Hurley unsuccessfully objected to the ruling and what he believed was an inappropriate manner of notice by American League officials, claiming that the last-minute rule change the previous year allowed umpires to retire at 55 and collect their $5,000 pension early, but did not require them to retire until age 60. But sometime between Ed Hurley's meeting with American League President, Joe Cronin, on December 23, 1965, and the letter notifying Hurley of his forced retirement on December 29, the 55 retirement age became mandatory. Hurley had been one of the leading advocates for umpire rights, among the American League's 20 umpires serving in 1965.

A.L. President Cronin offered his perspective on how things went down with the decision to retire Hurley and his two senior colleagues. In a February 26, 1966 report in the Sporting News, Cronin said, "Last August [August 1965] a committee representing the umpires came into the office and asked for 20 different points. Call them fringe benefits if you like. One of the benefits they sought was retirement at 55 with a pension. ... In order to put this new pension plan into practice, I thought it only sensible to hire three new umpires, which we did. That meant we had to make room for them. So we simply went by the same plan the umpires themselves proposed and retired three who had reached the age of 55. They asked for it themselves. ... There was nothing personal in all of this. It was all business."

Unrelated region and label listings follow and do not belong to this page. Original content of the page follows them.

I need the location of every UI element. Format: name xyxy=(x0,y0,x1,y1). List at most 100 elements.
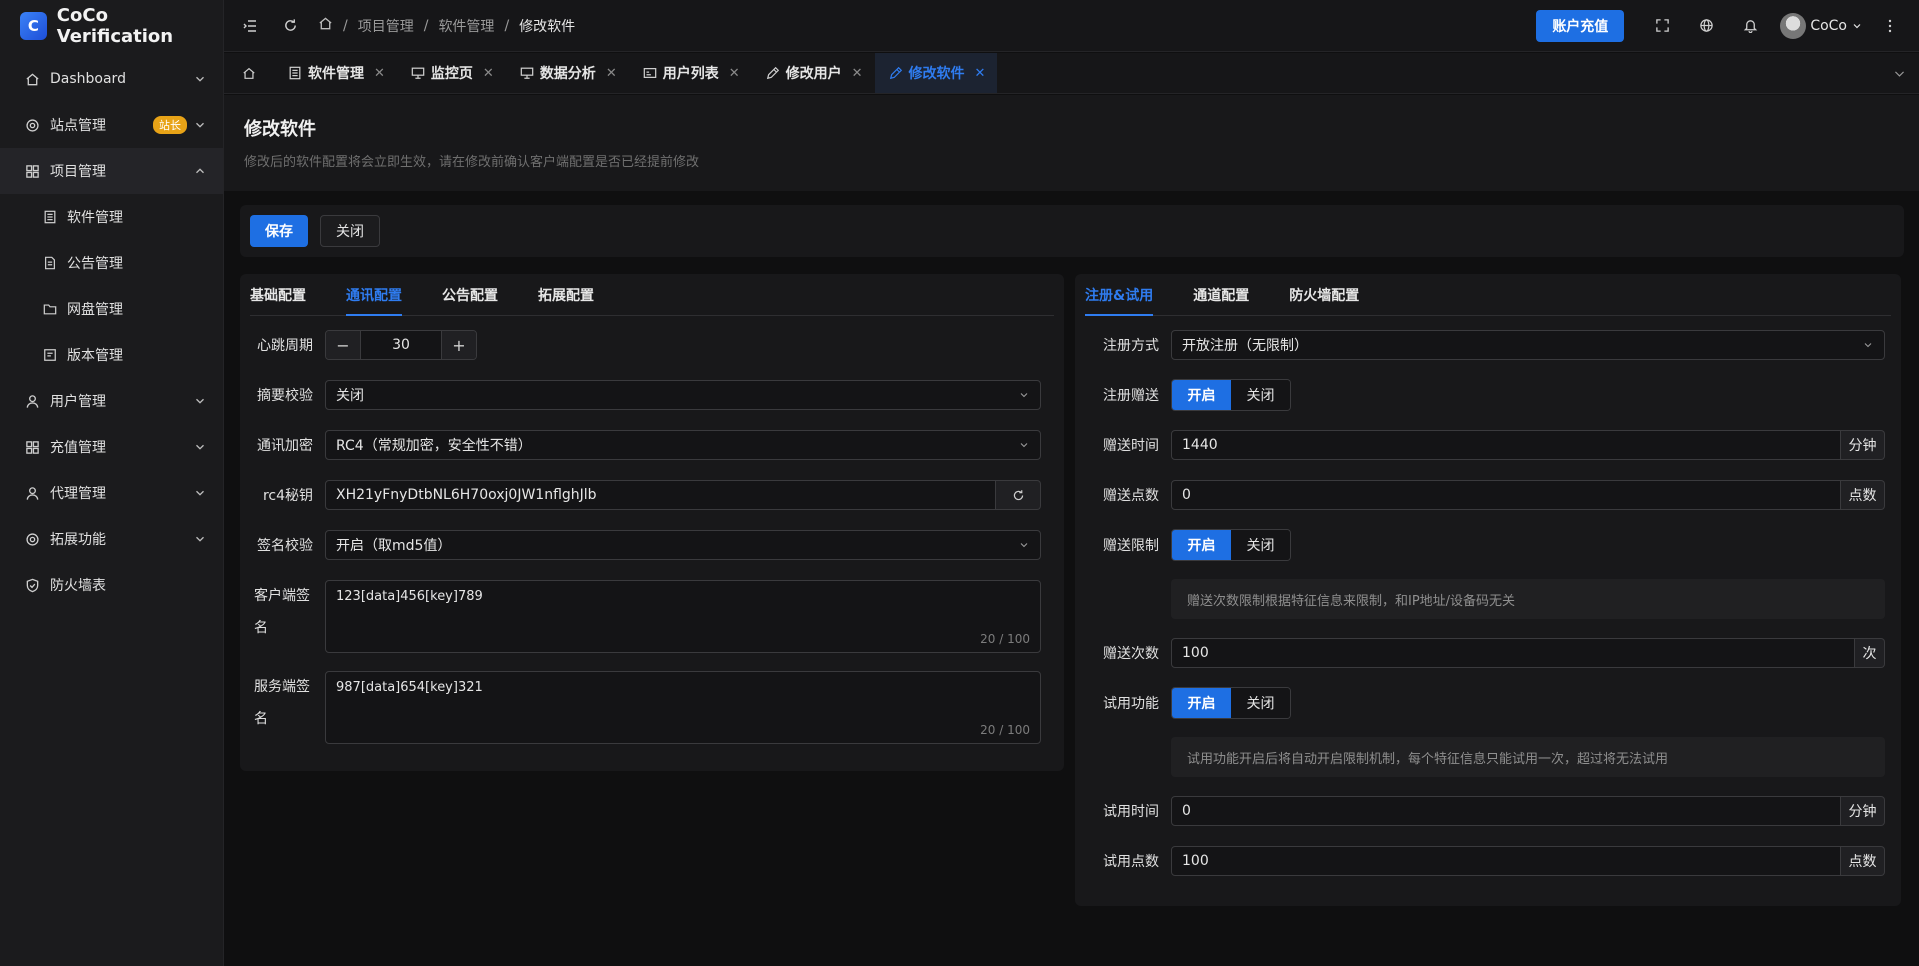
breadcrumb-item[interactable]: 软件管理 xyxy=(438,16,494,36)
sidebar-item-dashboard[interactable]: Dashboard xyxy=(0,56,223,102)
field-label-line: 客户端签 xyxy=(254,588,310,604)
toggle-on-option[interactable]: 开启 xyxy=(1172,380,1231,410)
tab-register-trial[interactable]: 注册&试用 xyxy=(1085,274,1169,316)
tab-monitor[interactable]: 监控页 ✕ xyxy=(397,53,506,93)
settings-icon xyxy=(24,531,40,547)
signature-select[interactable]: 开启（取md5值） xyxy=(325,530,1041,560)
more-vertical-icon[interactable] xyxy=(1875,0,1905,52)
page-description: 修改后的软件配置将会立即生效，请在修改前确认客户端配置是否已经提前修改 xyxy=(244,155,700,170)
breadcrumb-item[interactable]: 项目管理 xyxy=(358,16,414,36)
client-sign-textarea[interactable]: 123[data]456[key]789 20 / 100 xyxy=(325,580,1041,653)
sidebar-item-label: 用户管理 xyxy=(50,394,106,410)
gift-limit-toggle[interactable]: 开启 关闭 xyxy=(1171,529,1291,561)
close-icon[interactable]: ✕ xyxy=(852,66,863,81)
sidebar-item-label: 项目管理 xyxy=(50,164,106,180)
tab-user-list[interactable]: 用户列表 ✕ xyxy=(629,53,752,93)
recharge-button[interactable]: 账户充值 xyxy=(1536,9,1625,42)
comm-config-card: 基础配置 通讯配置 公告配置 拓展配置 心跳周期 − 30 + 摘要校验 关闭 … xyxy=(240,274,1064,771)
sidebar-subitem-disk[interactable]: 网盘管理 xyxy=(0,286,223,332)
sidebar-item-recharge[interactable]: 充值管理 xyxy=(0,424,223,470)
textarea-value: 987[data]654[key]321 xyxy=(336,680,483,695)
chevron-down-icon xyxy=(1864,343,1872,348)
toggle-on-option[interactable]: 开启 xyxy=(1172,530,1231,560)
user-icon xyxy=(24,393,40,409)
gift-time-row: 赠送时间 1440 分钟 xyxy=(1075,430,1885,460)
tab-label: 软件管理 xyxy=(308,66,364,82)
action-bar: 保存 关闭 xyxy=(240,205,1904,257)
close-icon[interactable]: ✕ xyxy=(729,66,740,81)
home-icon[interactable] xyxy=(318,16,333,35)
home-icon xyxy=(24,71,40,87)
language-icon[interactable] xyxy=(1686,0,1726,52)
server-sign-textarea[interactable]: 987[data]654[key]321 20 / 100 xyxy=(325,671,1041,744)
field-label: 签名校验 xyxy=(257,538,313,554)
tab-edit-user[interactable]: 修改用户 ✕ xyxy=(752,53,875,93)
plus-icon[interactable]: + xyxy=(442,331,476,359)
tab-notice-config[interactable]: 公告配置 xyxy=(442,274,514,315)
breadcrumb-separator: / xyxy=(504,17,510,34)
reg-gift-toggle[interactable]: 开启 关闭 xyxy=(1171,379,1291,411)
bell-icon[interactable] xyxy=(1730,0,1770,52)
tab-comm-config[interactable]: 通讯配置 xyxy=(346,274,418,316)
sidebar-subitem-software[interactable]: 软件管理 xyxy=(0,194,223,240)
sidebar-item-agents[interactable]: 代理管理 xyxy=(0,470,223,516)
table-icon xyxy=(288,66,302,80)
gift-points-input[interactable]: 0 xyxy=(1171,480,1841,510)
reg-gift-row: 注册赠送 开启 关闭 xyxy=(1075,379,1291,411)
field-label: rc4秘钥 xyxy=(262,488,313,504)
close-icon[interactable]: ✕ xyxy=(975,66,986,81)
gift-count-input[interactable]: 100 xyxy=(1171,638,1855,668)
regenerate-key-button[interactable] xyxy=(996,480,1041,510)
brand[interactable]: C CoCo Verification xyxy=(0,0,223,52)
sidebar-menu: Dashboard 站点管理 站长 项目管理 软件管理 公告管理 网盘管理 版本… xyxy=(0,52,223,608)
trial-points-row: 试用点数 100 点数 xyxy=(1075,846,1885,876)
tab-software[interactable]: 软件管理 ✕ xyxy=(274,53,397,93)
sidebar-item-projects[interactable]: 项目管理 xyxy=(0,148,223,194)
tab-edit-software[interactable]: 修改软件 ✕ xyxy=(874,53,998,93)
digest-select[interactable]: 关闭 xyxy=(325,380,1041,410)
trial-toggle[interactable]: 开启 关闭 xyxy=(1171,687,1291,719)
tab-firewall-config[interactable]: 防火墙配置 xyxy=(1289,274,1375,315)
sidebar-item-site[interactable]: 站点管理 站长 xyxy=(0,102,223,148)
tab-channel-config[interactable]: 通道配置 xyxy=(1193,274,1265,315)
close-icon[interactable]: ✕ xyxy=(483,66,494,81)
gift-time-input[interactable]: 1440 xyxy=(1171,430,1841,460)
trial-points-input[interactable]: 100 xyxy=(1171,846,1841,876)
sidebar-item-label: Dashboard xyxy=(50,71,126,87)
sidebar-item-users[interactable]: 用户管理 xyxy=(0,378,223,424)
sidebar-item-extensions[interactable]: 拓展功能 xyxy=(0,516,223,562)
edit-icon xyxy=(889,66,903,80)
rc4key-input[interactable]: XH21yFnyDtbNL6H70oxj0JW1nflghJlb xyxy=(325,480,996,510)
fullscreen-icon[interactable] xyxy=(1642,0,1682,52)
toggle-off-option[interactable]: 关闭 xyxy=(1231,688,1290,718)
encryption-select[interactable]: RC4（常规加密，安全性不错） xyxy=(325,430,1041,460)
sidebar-subitem-label: 软件管理 xyxy=(67,210,123,226)
close-button[interactable]: 关闭 xyxy=(320,215,380,247)
sidebar-subitem-notice[interactable]: 公告管理 xyxy=(0,240,223,286)
menu-fold-icon[interactable] xyxy=(230,0,270,52)
tab-home[interactable] xyxy=(224,53,274,93)
minus-icon[interactable]: − xyxy=(326,331,360,359)
heartbeat-value[interactable]: 30 xyxy=(360,331,442,359)
save-button[interactable]: 保存 xyxy=(250,215,308,247)
tab-analytics[interactable]: 数据分析 ✕ xyxy=(506,53,629,93)
reg-mode-row: 注册方式 开放注册（无限制） xyxy=(1075,330,1885,360)
tabs-dropdown-icon[interactable] xyxy=(1879,53,1919,93)
refresh-icon[interactable] xyxy=(270,0,310,52)
textarea-value: 123[data]456[key]789 xyxy=(336,589,483,604)
reg-mode-select[interactable]: 开放注册（无限制） xyxy=(1171,330,1885,360)
tab-basic-config[interactable]: 基础配置 xyxy=(250,274,322,315)
monitor-icon xyxy=(411,66,425,80)
toggle-on-option[interactable]: 开启 xyxy=(1172,688,1231,718)
close-icon[interactable]: ✕ xyxy=(606,66,617,81)
unit-label: 点数 xyxy=(1841,846,1885,876)
sidebar-subitem-version[interactable]: 版本管理 xyxy=(0,332,223,378)
trial-time-input[interactable]: 0 xyxy=(1171,796,1841,826)
heartbeat-stepper[interactable]: − 30 + xyxy=(325,330,477,360)
user-menu[interactable]: CoCo xyxy=(1780,12,1863,39)
toggle-off-option[interactable]: 关闭 xyxy=(1231,380,1290,410)
toggle-off-option[interactable]: 关闭 xyxy=(1231,530,1290,560)
sidebar-item-firewall[interactable]: 防火墙表 xyxy=(0,562,223,608)
close-icon[interactable]: ✕ xyxy=(374,66,385,81)
tab-extend-config[interactable]: 拓展配置 xyxy=(538,274,610,315)
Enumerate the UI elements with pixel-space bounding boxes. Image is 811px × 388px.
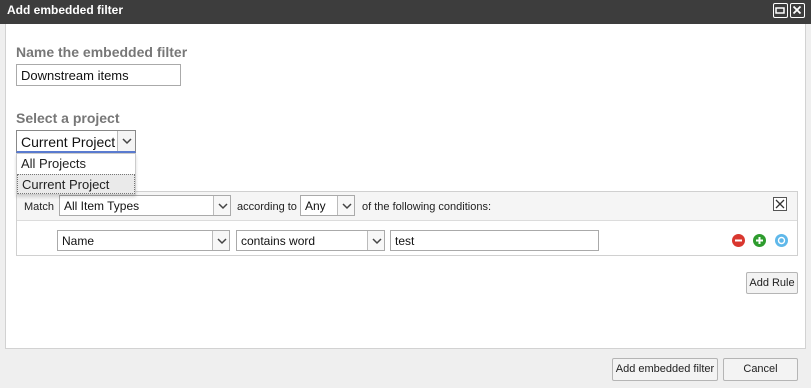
filter-conditions-panel: Match All Item Types according to Any of… <box>16 191 798 256</box>
sync-rule-icon[interactable] <box>775 234 788 247</box>
match-label: Match <box>24 201 54 213</box>
rule-operator-select[interactable]: contains word <box>236 230 385 251</box>
item-type-select[interactable]: All Item Types <box>59 195 231 216</box>
dropdown-option-all-projects[interactable]: All Projects <box>17 154 135 174</box>
dialog-content: Name the embedded filter Select a projec… <box>5 24 806 349</box>
dialog-titlebar: Add embedded filter <box>0 0 811 24</box>
chevron-down-icon[interactable] <box>117 131 135 151</box>
project-dropdown-list: All Projects Current Project <box>16 153 136 195</box>
according-to-label: according to <box>237 201 297 213</box>
rule-field-value: Name <box>62 234 95 248</box>
item-type-value: All Item Types <box>64 199 140 213</box>
add-embedded-filter-button[interactable]: Add embedded filter <box>612 358 718 381</box>
maximize-icon[interactable] <box>773 3 788 18</box>
project-select-value: Current Project <box>21 134 116 150</box>
match-any-value: Any <box>305 199 326 213</box>
select-project-label: Select a project <box>16 110 120 126</box>
chevron-down-icon[interactable] <box>212 231 229 250</box>
name-filter-label: Name the embedded filter <box>16 44 188 60</box>
chevron-down-icon[interactable] <box>213 196 230 215</box>
filter-header: Match All Item Types according to Any of… <box>17 192 797 221</box>
match-any-select[interactable]: Any <box>300 195 355 216</box>
add-rule-button[interactable]: Add Rule <box>746 272 798 294</box>
rule-operator-value: contains word <box>241 234 316 248</box>
remove-rule-icon[interactable] <box>732 234 745 247</box>
conditions-label: of the following conditions: <box>362 201 492 213</box>
rule-value-input[interactable] <box>390 230 599 251</box>
remove-filter-icon[interactable] <box>773 197 787 211</box>
close-dialog-icon[interactable] <box>790 3 805 18</box>
project-select[interactable]: Current Project <box>16 130 136 153</box>
filter-name-input[interactable] <box>16 64 181 86</box>
add-rule-icon[interactable] <box>753 234 766 247</box>
dialog-title: Add embedded filter <box>7 3 124 17</box>
chevron-down-icon[interactable] <box>337 196 354 215</box>
rule-field-select[interactable]: Name <box>57 230 230 251</box>
dropdown-option-current-project[interactable]: Current Project <box>17 174 135 194</box>
chevron-down-icon[interactable] <box>367 231 384 250</box>
cancel-button[interactable]: Cancel <box>723 358 798 381</box>
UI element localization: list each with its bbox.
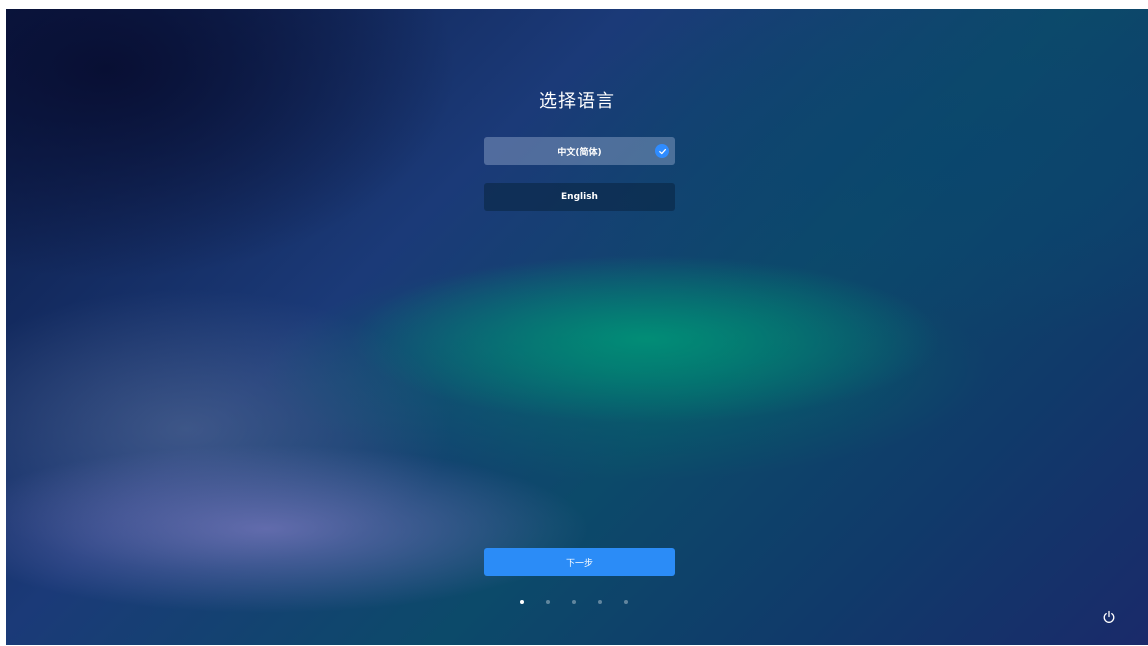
power-icon[interactable] [1102, 609, 1116, 623]
step-dot-2 [546, 600, 550, 604]
step-indicator [520, 600, 628, 604]
language-option-chinese[interactable]: 中文(简体) [484, 137, 675, 165]
step-dot-5 [624, 600, 628, 604]
step-dot-4 [598, 600, 602, 604]
step-dot-3 [572, 600, 576, 604]
language-list: 中文(简体) English [484, 137, 675, 229]
language-option-label: English [561, 192, 598, 202]
setup-screen: 选择语言 中文(简体) English 下一步 [6, 9, 1148, 645]
check-icon [655, 144, 669, 158]
language-option-label: 中文(简体) [557, 147, 602, 158]
page-title: 选择语言 [539, 91, 615, 112]
language-option-english[interactable]: English [484, 183, 675, 211]
next-button[interactable]: 下一步 [484, 548, 675, 576]
step-dot-1 [520, 600, 524, 604]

Ed Hurley expressed his opinion in the February 1966 Sporting News interview that it was ironic that one of the three replacements for him and the two other umpires forced to retire was a 51-year-old rookie. Hurley noted that Emmett Ashford, the first black American League umpire, would himself face mandatory retirement in just four years. Hurley said that the five year optional period made more sense for himself and Ashford, who would likely prefer to stay on for a period of time after his 55th birthday. When Hurley died four years later in 1969, it was also the end of the year that Ashford turned 55 and under A.L. rules was required to retire. Ashford, however, was allowed to be the first American League umpire to break the mandatory retirement age of 55. Ashford went on to officiate in the 1970 season, the year that marked the founding of the first official union of American and National League umpires, the Major League Umpires Association, one year after Hurley's passing.

==Post-retirement Major League career==
Hurley took a position with the Minnesota Twins as a scout during July and August 1966. In January 1967, Hurley moved over to the Kansas City Athletics organization as Traveling Secretary, where he served as a scout and public relations executive for Athletics' owner Charlie Finley. Hurley and his two colleagues were replaced in the 1966 season by the first black umpire to serve in the American League,
Emmett Ashford (age 51) from the Pacific Coast League; Marty Springstead (age 28), whom Hurley had previously mentored, and Jerome (Jerry) Neudecker (age 35) from the Southern League. Springstead and Neudecker each umpired in the American League through 1985.

==Hurley player and baseball management perspectives==
Hurley's hometown paper, the Holyoke Transcript, on the occasion of his passing in 1969, reported a few quotes from previous interviews with Hurley over the years. While Hurley respected his bosses, umpire-in-chief Cal Hubbard and A.L. President Joe Cronin, he did not fear them. According to the Transcript report, "He could tell them off as easily as he could read out a ballplayer. That was the Hurley trademark, fearless under fire."

Hurley said Joe DiMaggio was the greatest ballplayer he ever observed. He thought that Ted Williams was the best hitter, and Hurley had great respect for Williams' disposition at the plate. According to Hurley in the 1969 Holyoke Transcript report, "He would never look back at an umpire, no matter what you called. You could call a strike in the dirt and Williams wouldn't turn around."

==Family==
Ed Hurley married Eileen Mulvihill on February 27, 1933. They had three children, Edwin Henry Hurley Jr., Mary Eileen (Doyle/Mealey) and Anne Marie (Sullivan). Hurley died in Boston at 61 on November 12, 1969.